When designing and building your cattle yards our focus is on:
- Maximising cattle flow
- Operator efficiency and safety
- Ensuring the yards suit your site and operation
- Product longevity
The majority of our work comes from word of mouth and repeat purchases. Referrals from livestock carriers, existing clients, vets, government departments, stud producers etc are the source of our continued growth. We greatly appreciate these referrals which are a result of delivering a quality product and ensuring the client is happy.
We employ Dr. Temple Grandin stock flow principles in our yard designs. Dr. Temple Grandin has worked cattle in our cattle yards and was most impressed with the way cattle flowed. She has also personally endorsed our designs.
Operator safety, minimising stress on animals and the ability to assess and draft individual animals are three areas that need to be incorporated in cattle yard designs today.
We realise cattle yards are a large investment and understand the consequences of poor design, that is why we are dedicated to providing designs that work in terms of stock flow and operator safety and ensuring our clients expectations are met.
We can put you in touch with existing clients in your area to discuss products and services.
- Points to consider when designing cattle yards:
- Cattle yards should be built to avoid having to continually ‘force’ stock between pens and into races.
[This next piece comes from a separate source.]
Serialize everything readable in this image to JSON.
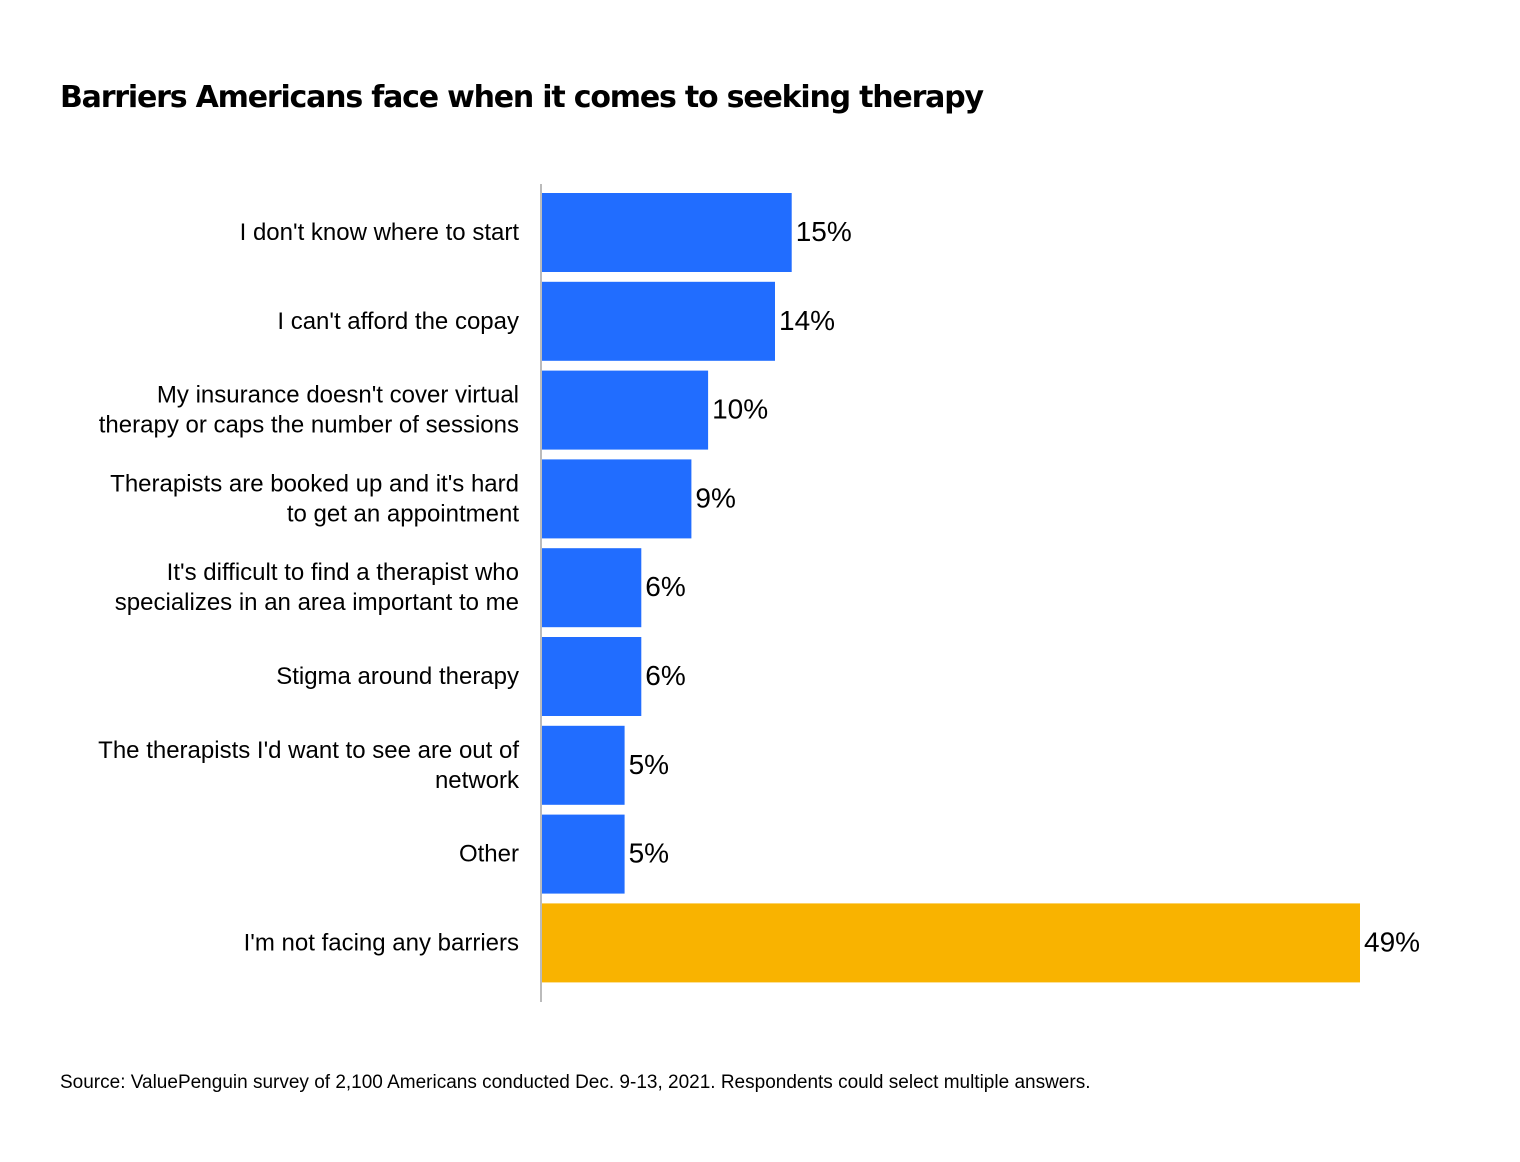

If races and gates are positioned to provide an ‘exit’ option for stock they do not need to be forced but will willingly enter as they think they are escaping.
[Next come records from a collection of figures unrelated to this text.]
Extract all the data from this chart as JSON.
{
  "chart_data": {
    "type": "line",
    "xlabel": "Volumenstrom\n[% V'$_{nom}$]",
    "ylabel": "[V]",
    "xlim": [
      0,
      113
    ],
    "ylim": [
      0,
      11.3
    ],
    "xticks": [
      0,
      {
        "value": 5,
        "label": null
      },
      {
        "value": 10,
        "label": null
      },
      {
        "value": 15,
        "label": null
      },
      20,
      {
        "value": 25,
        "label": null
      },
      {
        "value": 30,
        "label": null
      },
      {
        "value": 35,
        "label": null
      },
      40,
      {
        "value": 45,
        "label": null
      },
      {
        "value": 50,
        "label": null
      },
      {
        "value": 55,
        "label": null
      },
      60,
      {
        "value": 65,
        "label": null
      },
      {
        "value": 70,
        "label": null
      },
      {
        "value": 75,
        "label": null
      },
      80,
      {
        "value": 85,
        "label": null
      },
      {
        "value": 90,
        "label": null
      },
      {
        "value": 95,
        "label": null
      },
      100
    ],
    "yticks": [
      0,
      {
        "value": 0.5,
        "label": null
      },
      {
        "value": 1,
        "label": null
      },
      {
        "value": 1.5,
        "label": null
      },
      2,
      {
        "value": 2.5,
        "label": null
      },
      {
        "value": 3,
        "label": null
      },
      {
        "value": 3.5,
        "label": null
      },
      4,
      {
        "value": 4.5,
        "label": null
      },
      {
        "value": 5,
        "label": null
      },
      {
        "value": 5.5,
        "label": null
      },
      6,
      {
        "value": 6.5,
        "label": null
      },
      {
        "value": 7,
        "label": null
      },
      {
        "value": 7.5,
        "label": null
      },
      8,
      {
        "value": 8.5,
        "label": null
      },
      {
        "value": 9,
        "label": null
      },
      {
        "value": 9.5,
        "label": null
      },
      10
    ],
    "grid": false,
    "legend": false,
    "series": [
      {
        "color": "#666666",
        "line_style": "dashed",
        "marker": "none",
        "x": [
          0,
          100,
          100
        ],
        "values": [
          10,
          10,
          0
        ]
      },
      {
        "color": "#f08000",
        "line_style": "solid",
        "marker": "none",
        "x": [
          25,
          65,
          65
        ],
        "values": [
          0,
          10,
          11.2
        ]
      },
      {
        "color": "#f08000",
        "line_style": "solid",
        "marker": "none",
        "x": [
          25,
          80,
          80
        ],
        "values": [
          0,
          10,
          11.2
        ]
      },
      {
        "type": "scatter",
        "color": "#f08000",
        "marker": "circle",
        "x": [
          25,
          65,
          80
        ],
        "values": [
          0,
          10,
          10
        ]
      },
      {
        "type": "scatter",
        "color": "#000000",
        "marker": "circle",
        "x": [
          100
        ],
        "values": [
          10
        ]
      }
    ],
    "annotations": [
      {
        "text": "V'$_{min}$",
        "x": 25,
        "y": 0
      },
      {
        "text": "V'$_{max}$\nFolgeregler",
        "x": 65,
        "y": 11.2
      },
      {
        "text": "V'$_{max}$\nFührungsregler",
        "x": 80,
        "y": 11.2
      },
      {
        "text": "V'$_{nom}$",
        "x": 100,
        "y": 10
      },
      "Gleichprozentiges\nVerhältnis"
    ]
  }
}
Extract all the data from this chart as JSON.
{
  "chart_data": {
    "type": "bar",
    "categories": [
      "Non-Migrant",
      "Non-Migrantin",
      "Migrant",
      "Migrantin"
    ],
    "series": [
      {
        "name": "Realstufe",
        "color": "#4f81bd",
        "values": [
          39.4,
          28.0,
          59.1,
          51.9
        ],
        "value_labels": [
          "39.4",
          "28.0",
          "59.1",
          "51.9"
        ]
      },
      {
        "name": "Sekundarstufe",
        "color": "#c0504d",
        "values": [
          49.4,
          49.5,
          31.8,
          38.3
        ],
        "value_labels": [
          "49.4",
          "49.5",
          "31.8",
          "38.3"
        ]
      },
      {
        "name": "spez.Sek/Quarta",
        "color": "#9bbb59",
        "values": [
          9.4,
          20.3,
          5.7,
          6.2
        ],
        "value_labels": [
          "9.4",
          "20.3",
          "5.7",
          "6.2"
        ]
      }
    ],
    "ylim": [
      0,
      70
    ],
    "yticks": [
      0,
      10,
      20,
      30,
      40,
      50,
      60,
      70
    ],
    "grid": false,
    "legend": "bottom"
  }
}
- Stock should take a common route every time they enter the cattle yards. They become familiar with this route and it makes handling stock more predictable and efficient.
- Angles less than 90 degrees should be avoided in forcing areas. There are a lot of ‘cattle yard designs’ that use standard size portable panels, the result is corners less than 90 degrees in force areas. This is a recipe for injury as operators try and move cattle jammed in these areas.
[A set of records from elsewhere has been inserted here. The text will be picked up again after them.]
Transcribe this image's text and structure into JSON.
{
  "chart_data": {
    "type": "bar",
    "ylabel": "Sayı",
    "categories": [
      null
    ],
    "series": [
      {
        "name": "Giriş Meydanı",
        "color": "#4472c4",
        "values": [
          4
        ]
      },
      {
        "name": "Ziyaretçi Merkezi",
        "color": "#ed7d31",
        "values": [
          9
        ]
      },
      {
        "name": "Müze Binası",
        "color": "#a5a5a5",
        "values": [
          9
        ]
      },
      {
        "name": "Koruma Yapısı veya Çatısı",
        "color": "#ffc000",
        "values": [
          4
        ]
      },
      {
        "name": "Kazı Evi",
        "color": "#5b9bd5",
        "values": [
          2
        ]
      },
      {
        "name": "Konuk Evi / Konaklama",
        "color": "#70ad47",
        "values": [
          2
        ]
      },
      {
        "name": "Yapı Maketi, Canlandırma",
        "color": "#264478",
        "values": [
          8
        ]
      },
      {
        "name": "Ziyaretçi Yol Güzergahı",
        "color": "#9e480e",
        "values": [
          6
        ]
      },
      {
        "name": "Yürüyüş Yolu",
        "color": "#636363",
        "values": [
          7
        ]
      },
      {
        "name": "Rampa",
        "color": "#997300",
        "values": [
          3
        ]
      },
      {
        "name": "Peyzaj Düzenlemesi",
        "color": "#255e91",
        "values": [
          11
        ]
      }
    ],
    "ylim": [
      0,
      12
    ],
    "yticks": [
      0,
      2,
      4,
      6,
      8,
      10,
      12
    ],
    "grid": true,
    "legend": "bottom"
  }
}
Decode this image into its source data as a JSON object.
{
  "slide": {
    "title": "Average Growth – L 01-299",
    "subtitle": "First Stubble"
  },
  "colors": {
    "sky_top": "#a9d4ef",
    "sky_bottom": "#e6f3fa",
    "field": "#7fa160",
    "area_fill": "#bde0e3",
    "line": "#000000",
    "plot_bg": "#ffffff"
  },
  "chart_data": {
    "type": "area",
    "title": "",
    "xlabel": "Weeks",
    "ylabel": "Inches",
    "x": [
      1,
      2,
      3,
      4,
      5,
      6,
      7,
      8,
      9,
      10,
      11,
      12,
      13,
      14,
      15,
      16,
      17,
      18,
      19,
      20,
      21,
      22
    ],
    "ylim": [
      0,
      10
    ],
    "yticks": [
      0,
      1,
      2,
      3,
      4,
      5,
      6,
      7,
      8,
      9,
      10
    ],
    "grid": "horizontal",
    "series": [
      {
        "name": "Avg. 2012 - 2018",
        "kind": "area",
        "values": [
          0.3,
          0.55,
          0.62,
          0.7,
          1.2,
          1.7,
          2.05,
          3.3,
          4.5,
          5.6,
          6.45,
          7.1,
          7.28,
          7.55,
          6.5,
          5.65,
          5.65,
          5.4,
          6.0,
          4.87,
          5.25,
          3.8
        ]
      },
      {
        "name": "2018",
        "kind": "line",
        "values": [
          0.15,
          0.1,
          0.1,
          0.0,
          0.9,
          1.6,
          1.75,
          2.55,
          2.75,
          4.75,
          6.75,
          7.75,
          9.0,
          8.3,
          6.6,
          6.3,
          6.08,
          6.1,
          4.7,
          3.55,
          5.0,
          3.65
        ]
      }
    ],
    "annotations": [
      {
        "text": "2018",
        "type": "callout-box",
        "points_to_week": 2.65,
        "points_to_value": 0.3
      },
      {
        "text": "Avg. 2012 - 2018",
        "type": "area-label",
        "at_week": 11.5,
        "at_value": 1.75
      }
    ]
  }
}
- Accidents occur when stock become agitated at being forced into an unfamiliar area or separated from the mob. For example, cattle do not like entering a cattle race that appears as a dead end. Well designed cattle yards avoid this by providing a familiar circular path through the yards and separating the handler and beast in forcing areas.
- Your design should include provision for weigh scales, classing or scanning boxes, EID readers. A roof should be considered over these areas to provide weather protection for operators.
- Sheeting on the race can improve stock movement and prevents injuries from cattle getting their legs or heads out between rails. A V race with safety release gate also prevents young cattle turning around.
- A walkway beside a cattle race allows operators to access cattle without the need to put their arms between rails and risk injury.
- Cattle races should not have overhead bracing that becomes an obstruction for operators.
- Cattle yards should be built from quality materials that don’t require maintenance. They should provide a visual barrier to stock and have no sharp edges such as oval rail and pipe posts.